Singapore to drop anti-gay sex law; amend constitution to protect heterosexual marriage

The twin moves are described by the nation's Prime Minister as limiting changes to what most residents would accept in a conservative society.

Pink dot 14 2022
Participants at Singapore's Pink Dot LGBT rally on 18 Jun 2022. Image: Eco-Business/ Liang Lei

Singapore will repeal a colonial-era ban on sex between men, a move long called for by the LGBTQ+ community in the city-state.

Section 377A of the penal code, as the law is called, will be dropped amid what the country’s Prime Minister Lee Hsien Loong describes as an appreciable shift in public attitude on the issue. He added that Section 377A was an “untidy compromise” in past years.

“From the national point of view, private sexual behaviour between consenting adults does not raise any law-and-order issue. There is no justification to prosecute people for it, nor to make it a crime,” he said during Singapore’s National Day Rally, regarded as one of the country’s most important political speeches annually.

Singapore’s government has long maintained that it does not enforce Section 377A, while the country’s top court also said this year that the rule cannot be used to prosecute men having sex.

The court had also warned that there is a chance the rule could be toppled by a court ruling, amid a series of challenges by lawyers and civil society groups.

Public surveys in recent years have found dwindling support for the maintaining of Section 377A, as well as greater acceptance of same-sex relationships in Singapore – though no large majority exists in either camp. An alliance of churches in Singapore spoke up against repealing Section 377A as recently as Friday (19 August).

“We need to find the right way to reconcile and accommodate both the traditional models of our society, and the aspiration of gay Singaporeans to be respected and accepted,” said Lee.

A statement signed by 22 LGBTQ+ organisations in Singapore and broadcasted by advocacy group Pink Dot SG said the groups were “relieved” by the announcement.

But it added that the action had arrived “too late for many”.

“To the past victims of Section 377A and its cascading effects, including those who have faced threats of police entrapment, raids and criminal charges, repeal will never be able to fully right the historic wrongs that you faced,” the statement said.

The United Nations, through an Asia Pacific programme studying LGBTQ+ inclusivity, says promoting the community’s rights contributes to several Sustainable Development Goals, such as good health, decent work and fostering peace.

India, which many regard as a conservative society, repealed its own equivalent of Section 377A back in 2018.

Upholding heterosexual marriage

In doing away with Section 377A, Lee also promised to amend Singapore’s constitution to better safeguard marriage as a union between one man and one woman.

He said the move will help limit changes to what “most Singaporeans will accept”, and prevent the constitution from being used to mount challenges on what legal marriages should recognise.

“By and large, Singapore is a traditional society, with conservative social values. We believe that marriage should be between a man and a woman,” Lee said.

“Children should be born and raised within such families.

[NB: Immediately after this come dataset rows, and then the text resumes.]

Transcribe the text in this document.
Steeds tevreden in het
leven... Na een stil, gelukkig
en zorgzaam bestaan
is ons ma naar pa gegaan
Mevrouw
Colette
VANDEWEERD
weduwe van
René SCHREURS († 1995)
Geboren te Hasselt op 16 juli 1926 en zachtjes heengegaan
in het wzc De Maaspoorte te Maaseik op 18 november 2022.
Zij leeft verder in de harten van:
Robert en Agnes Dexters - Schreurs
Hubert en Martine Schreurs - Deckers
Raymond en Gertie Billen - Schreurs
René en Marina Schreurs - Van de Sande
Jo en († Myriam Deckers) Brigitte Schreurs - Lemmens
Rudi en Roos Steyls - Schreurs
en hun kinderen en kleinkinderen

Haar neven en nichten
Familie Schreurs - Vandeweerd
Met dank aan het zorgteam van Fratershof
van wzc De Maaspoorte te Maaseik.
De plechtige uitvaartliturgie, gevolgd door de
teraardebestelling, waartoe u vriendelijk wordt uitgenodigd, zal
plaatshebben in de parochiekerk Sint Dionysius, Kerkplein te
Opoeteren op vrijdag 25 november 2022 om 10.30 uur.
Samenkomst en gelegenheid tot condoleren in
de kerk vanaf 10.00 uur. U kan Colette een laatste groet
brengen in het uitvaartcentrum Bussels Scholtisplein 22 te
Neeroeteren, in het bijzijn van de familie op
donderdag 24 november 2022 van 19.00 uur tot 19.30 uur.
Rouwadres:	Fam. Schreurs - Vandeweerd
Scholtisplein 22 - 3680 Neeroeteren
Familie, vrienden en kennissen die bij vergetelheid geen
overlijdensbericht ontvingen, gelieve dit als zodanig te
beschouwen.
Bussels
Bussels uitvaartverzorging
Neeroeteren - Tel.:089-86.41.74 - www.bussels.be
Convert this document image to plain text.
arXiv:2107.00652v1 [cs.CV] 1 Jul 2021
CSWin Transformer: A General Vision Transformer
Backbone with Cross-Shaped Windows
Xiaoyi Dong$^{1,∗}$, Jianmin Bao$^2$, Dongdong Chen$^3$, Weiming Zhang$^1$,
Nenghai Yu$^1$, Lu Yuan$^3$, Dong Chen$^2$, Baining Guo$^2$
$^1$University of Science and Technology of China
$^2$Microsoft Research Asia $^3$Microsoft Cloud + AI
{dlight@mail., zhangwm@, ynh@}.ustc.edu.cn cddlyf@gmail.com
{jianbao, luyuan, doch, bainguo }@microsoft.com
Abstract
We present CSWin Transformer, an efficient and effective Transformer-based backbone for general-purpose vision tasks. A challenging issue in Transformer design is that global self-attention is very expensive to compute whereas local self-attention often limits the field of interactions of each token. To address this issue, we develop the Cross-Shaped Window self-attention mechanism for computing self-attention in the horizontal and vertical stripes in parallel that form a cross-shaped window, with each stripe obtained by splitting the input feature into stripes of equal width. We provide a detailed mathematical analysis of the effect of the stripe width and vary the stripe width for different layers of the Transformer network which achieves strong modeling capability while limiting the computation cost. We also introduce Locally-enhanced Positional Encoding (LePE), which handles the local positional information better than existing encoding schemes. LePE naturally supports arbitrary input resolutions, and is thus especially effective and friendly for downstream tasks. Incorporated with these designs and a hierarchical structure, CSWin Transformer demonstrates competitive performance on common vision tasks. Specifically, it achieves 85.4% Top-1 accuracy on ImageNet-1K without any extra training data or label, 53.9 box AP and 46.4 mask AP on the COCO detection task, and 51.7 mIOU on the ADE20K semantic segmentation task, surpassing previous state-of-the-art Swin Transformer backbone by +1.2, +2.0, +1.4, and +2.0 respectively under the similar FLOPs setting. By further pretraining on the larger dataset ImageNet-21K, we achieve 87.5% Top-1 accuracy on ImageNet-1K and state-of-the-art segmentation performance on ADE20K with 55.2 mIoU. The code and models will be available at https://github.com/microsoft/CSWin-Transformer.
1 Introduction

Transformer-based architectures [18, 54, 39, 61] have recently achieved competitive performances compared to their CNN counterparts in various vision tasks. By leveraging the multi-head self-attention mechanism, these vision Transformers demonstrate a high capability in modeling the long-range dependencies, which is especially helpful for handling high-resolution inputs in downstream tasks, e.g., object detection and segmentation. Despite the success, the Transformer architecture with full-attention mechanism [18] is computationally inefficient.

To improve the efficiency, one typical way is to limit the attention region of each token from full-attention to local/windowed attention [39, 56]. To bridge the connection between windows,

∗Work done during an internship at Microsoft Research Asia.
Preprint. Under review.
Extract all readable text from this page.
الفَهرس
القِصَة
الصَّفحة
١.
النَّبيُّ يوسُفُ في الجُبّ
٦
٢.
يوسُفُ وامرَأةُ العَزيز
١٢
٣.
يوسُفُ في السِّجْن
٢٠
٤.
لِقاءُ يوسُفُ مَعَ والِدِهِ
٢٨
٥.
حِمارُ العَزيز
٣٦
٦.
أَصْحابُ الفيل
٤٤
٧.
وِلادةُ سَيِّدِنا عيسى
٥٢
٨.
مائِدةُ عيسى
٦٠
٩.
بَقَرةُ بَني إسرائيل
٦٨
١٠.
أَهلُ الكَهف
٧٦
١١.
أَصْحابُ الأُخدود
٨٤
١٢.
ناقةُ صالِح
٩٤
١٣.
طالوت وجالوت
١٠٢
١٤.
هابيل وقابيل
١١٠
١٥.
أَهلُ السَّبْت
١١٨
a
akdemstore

The traditional family should form the basic building block of our society. All Singaporeans would like to keep our society like this. This is the government’s position too,” he added.

Singapore’s existing definition of marriage is already coded in various national laws. Recognising the definition in the country’s constitution would allow it to form the basis of all national laws where relevant. Changing the constitution also requires a stronger two-third majority from lawmakers.

Some religious groups have called for the move in past weeks, to the opposition of LGBTQ+ groups.

“We urge the government not to heed recent calls from religious conservatives to enshrine the definition of marriage into the Constitution. Such a decision will undermine the secular character of our Constitution, codify further discrimination into supreme law, and tie the hands of future Parliaments,” said Pink Dot SG spokesperson Clement Tan.

The government reiterated this May that it does not support the formation of same-sex families, nor for same-sex couples to adopt children. It has designated 2022 as the “Year of Celebrating Singapore Families”, with activities planned including tree-planting sessions for families with newborns, a carnival, as well as marriage and parenting programmes.

Same-sex couples in Singapore continue to face limitations in Singapore’s public housing system, which provides homes for almost 80 per cent of its residents. They must wait till they are 35 years old to apply for an apartment, and are entirely barred from such apartments in prime estates.

Movies depicting homosexual themes continue to receive mature ratings by its media regulator, while LGBTQ+ representations are heavily restricted on free-to-air television in the city-state.

Asia Pacific has been slow compared to Western nations in recognising LGBTQ+ rights. Out of 31 global jurisdictions that recognise same-sex marriage, only three – Australia, New Zealand and Taiwan – are in the region.

Correction note: the headline has been edited for accuracy.